In addition to our society becoming more sexualized, the internet has greatly contributed to the availability of pornography. Both these factors have led to a dramatic increase in pornography addiction. Online pornography is so pervasive that porn sites often appear on computers unsolicited.
In itself, looking at pornography only becomes dysfunctional and addictive when one is compelled to seek it out and then, once the search has begun, is unable to stop. Long unsatisfying hours may go by unnoticed as frustration builds and more time is lost. The object of porn addiction is not necessarily sex itself but rather images of sexual perfection, a perfection that becomes increasingly unattainable as the search progresses. Even with orgasm, the obsessive hunt may continue with satisfaction elusive.
The negative consequences of pornography addiction are insidious and harm one’s capacity for intimacy – particularly when the addiction is played out while the addict is in an intimate relationship. Since pornography deals in fantasy, sexual relationships with real people become dissatisfying. Compulsive pornography viewing desensitizes one’s lust and desire for the sexual partners in one’s life and, hence, leads to the need for more pornography to satisfy sexual desire.
Pornography addiction, much like sex addiction, ruptures one’s intimate relationships.
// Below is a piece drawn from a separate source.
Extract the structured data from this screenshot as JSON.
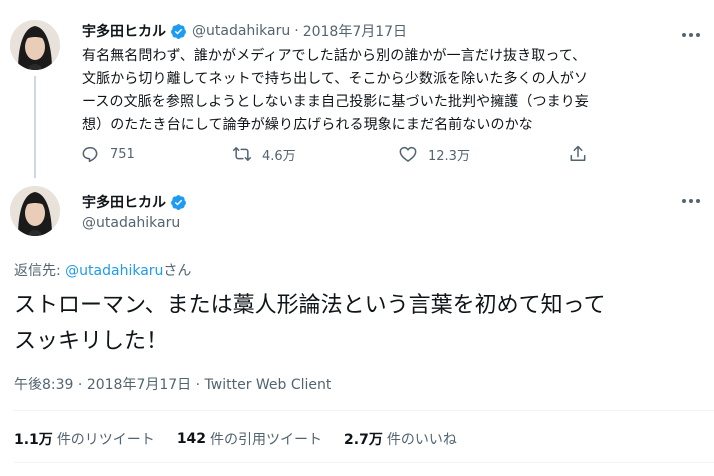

In addition to negatively affecting the sexual desire for one’s partner, the addiction alienates the partner and causes painful feelings of rejection, insecurity, and jealousy. Relationships break down and recriminations abound.
It is vital when dealing with porn addiction to understand that the addiction is not about the partner or about sex. Rather it is a way for the addict to self-medicate unwanted feelings of intolerable pain. While porn addiction is often considered a weakness, the addictive behavior is an uncontrollable disease. A pornography addict needs to avoid even a casual look as this can initiate the addictive behavior.
It is also of primary importance not to demonize pornography or the compulsion to look at it, but rather to recognize that the addiction is beyond the person’s control. Outside support – from the partner, recovery groups, and counseling – is the key to dealing with addictive behavior. Given the difficulty for the partner to understand and not personalize pornography addiction, patience and understanding, for both the addict and the partner, are necessary to support the hard work that recovery will entail. Since addiction results in deception, secrecy and shame, an enormous amount of support is vital to help the person deal honestly with his or her compulsive behavior.